Scroll down to your power meter (should say “PWR – a number” unless you already gave it a name, then it would be “PWR – the name you gave it”
-> in those power meter settings you should find “Calibrate” and can use that to manually tell it to calibrate.
Notes:
(1) In the settings for your power meter, you may find other options (such as setting crank length). See if there may be one for setting it to prompt you each time.
(2) On the Garmin power meter and the 920, the automatic calibrate prompt (like we had on the 910) only comes up when the power meter thinks it needs calibrating, such as after the batteries are changed. Possibly the Quarq may do the same now. You may need to check to see if you have the latest software in the Quarq. If so, then it is best of both worlds – you can do it manually whenever you want with a few button pushes, but otherwise it will bother you only when it needs it.
Hope that helps!
Bill
What setting on the 910xt watch needs to be set to in order to autodetect the mph from the satellite of the wheel sensor?
-Peter G
Hi, Peter,
Are you asking, how do you tell it whether you want measure and display speed from the wheel (speed) sensor versus using the GPS-derived speed?

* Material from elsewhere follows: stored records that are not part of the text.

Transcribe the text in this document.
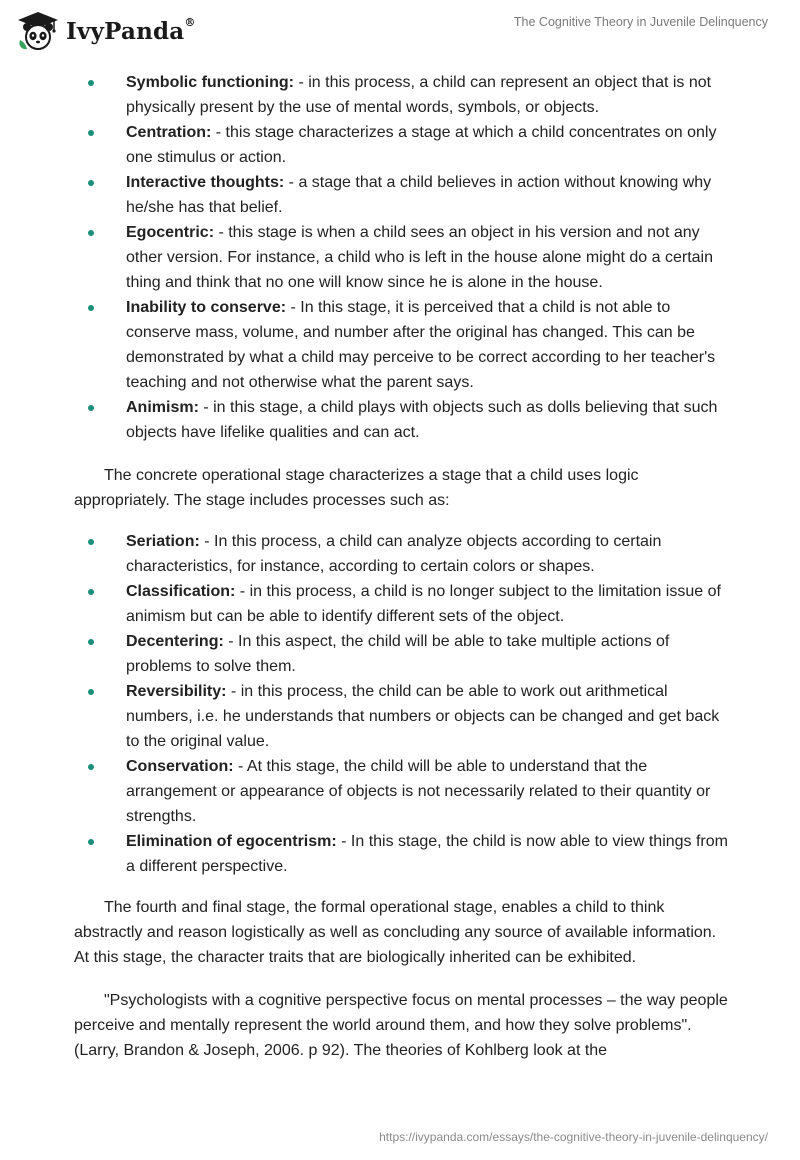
IvyPanda®	The Cognitive Theory in Juvenile Delinquency
Symbolic functioning: - in this process, a child can represent an object that is not physically present by the use of mental words, symbols, or objects.
Centration: - this stage characterizes a stage at which a child concentrates on only one stimulus or action.
Interactive thoughts: - a stage that a child believes in action without knowing why he/she has that belief.
Egocentric: - this stage is when a child sees an object in his version and not any other version. For instance, a child who is left in the house alone might do a certain thing and think that no one will know since he is alone in the house.
Inability to conserve: - In this stage, it is perceived that a child is not able to conserve mass, volume, and number after the original has changed. This can be demonstrated by what a child may perceive to be correct according to her teacher's teaching and not otherwise what the parent says.
Animism: - in this stage, a child plays with objects such as dolls believing that such objects have lifelike qualities and can act.

The concrete operational stage characterizes a stage that a child uses logic appropriately. The stage includes processes such as:

Seriation: - In this process, a child can analyze objects according to certain characteristics, for instance, according to certain colors or shapes.
Classification: - in this process, a child is no longer subject to the limitation issue of animism but can be able to identify different sets of the object.
Decentering: - In this aspect, the child will be able to take multiple actions of problems to solve them.
Reversibility: - in this process, the child can be able to work out arithmetical numbers, i.e. he understands that numbers or objects can be changed and get back to the original value.
Conservation: - At this stage, the child will be able to understand that the arrangement or appearance of objects is not necessarily related to their quantity or strengths.
Elimination of egocentrism: - In this stage, the child is now able to view things from a different perspective.

The fourth and final stage, the formal operational stage, enables a child to think abstractly and reason logistically as well as concluding any source of available information. At this stage, the character traits that are biologically inherited can be exhibited.

"Psychologists with a cognitive perspective focus on mental processes – the way people perceive and mentally represent the world around them, and how they solve problems". (Larry, Brandon & Joseph, 2006. p 92). The theories of Kohlberg look at the

https://ivypanda.com/essays/the-cognitive-theory-in-juvenile-delinquency/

One of the good things about the later software in the watches is that it looks for what is available and use the best available data. For example, if you are outside riding and it has both the GPS and the speed sensor, it will use GPS for distance and the speed sensor for speed. In other words, in general, you just let it figure it out and just ride!
I will look to see how that can be overridden.
Another example is cadence. I have both a pedal-based power meter and the combined cadence/speed sensor. Both of those provide cadence. It picks cadence from the power meter (possible so it will be “perfectly” in sync with the power data, but that’s just a guess). If the power meter drops out (that used to happen before they updated the firmware), then after a couple of seconds it would start using the cadence/speed sensor.
Older devices you have to “help out”. For example, my Edge 510, if I’m inside on the trainer I have to tell it to shut the GPS off.
Bill, why does my Garmin give different distances when I run the track clockwise vs counterclockwise? (really, it does this!)
tj
Hmmm. Indoors or outdoors? How big is the difference?
My wife hypothesized that perhaps it’s the Coriollis Effect, and we should all take a trip to Australia and see if it works the other way!